This repository contains code for performing multi-dimensional Gaussian blurring on video data. Unlike traditional blurring techniques that operate solely on RGB channels, this implementation considers the temporal aspect by processing multiple frames simultaneously.
The core functionality of this code lies in applying Gaussian blur to each pixel of a video frame while considering neighboring pixels across two additional following frames. The process involves:
- Extracting 3D slices from the input video data.
- Applying a Gaussian blur filter to each slice.
- Aggregating the blurred pixel values to obtain the final output.
To use the provided code, follow these steps:
-
Setup Environment: Ensure you have the necessary CUDA-compatible GPU and CUDA toolkit installed on your system.
-
Compilation: Compile the CUDA code using a compatible compiler. For example, you can use
nvcc
:make clean && make build
-
Execution: Execute the compiled binary, providing the necessary input parameters such as video dimensions and duration:
./blur_video <input_video_path> -t number_of_threads
This kernel operates on 3D data, processing each pixel across multiple frames to calculate Gaussian blur efficiently. It utilizes parallelism provided by CUDA threads to handle large datasets effectively.
The _3dSlice
function extracts a 3D slice from the input video data based on the specified dimensions. It efficiently maps thread indices to the corresponding elements in the 3D volume for processing.

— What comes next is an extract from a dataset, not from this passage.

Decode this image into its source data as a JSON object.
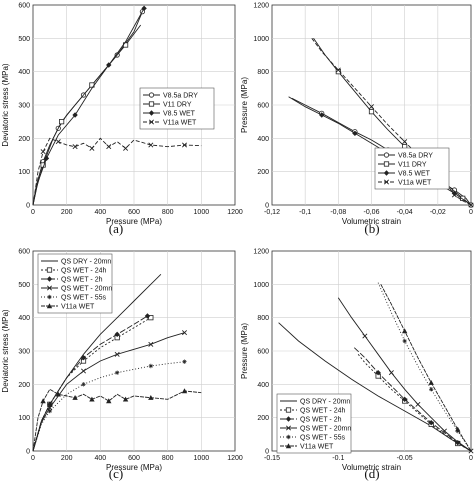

This function computes the Gaussian blur for a single pixel by convolving the pixel's neighborhood with a predefined 3D Gaussian mask. It aggregates the weighted sum of neighboring pixel values to produce the blurred output.
allocateDeviceMemory
: Allocates GPU device memory for input and output video data.copyFromHostToDevice
: Copies data from the host to the device, including input video data and the 3D Gaussian mask.executeKernel
: Executes the CUDA kernel for Gaussian blur processing.copyFromDeviceToHost
: Copies data from the device to the host, including the output video data.deallocateMemory
: Frees GPU device memory after processing.parseCommandLineArguments
: Parses command-line arguments for specifying input and output file paths, thread per block, and kernel dimension.generate3DGaussian
: Generates a 3D Gaussian mask for Gaussian blur computation.checkCudaCaps
: Checks CUDA capabilities of the GPU device for compatibility.
Contributions to this project are welcome. Feel free to open issues for bug reports or suggestions for improvement. Additionally, pull requests are encouraged for adding new features or optimizing existing code.
This project is licensed under the MIT License.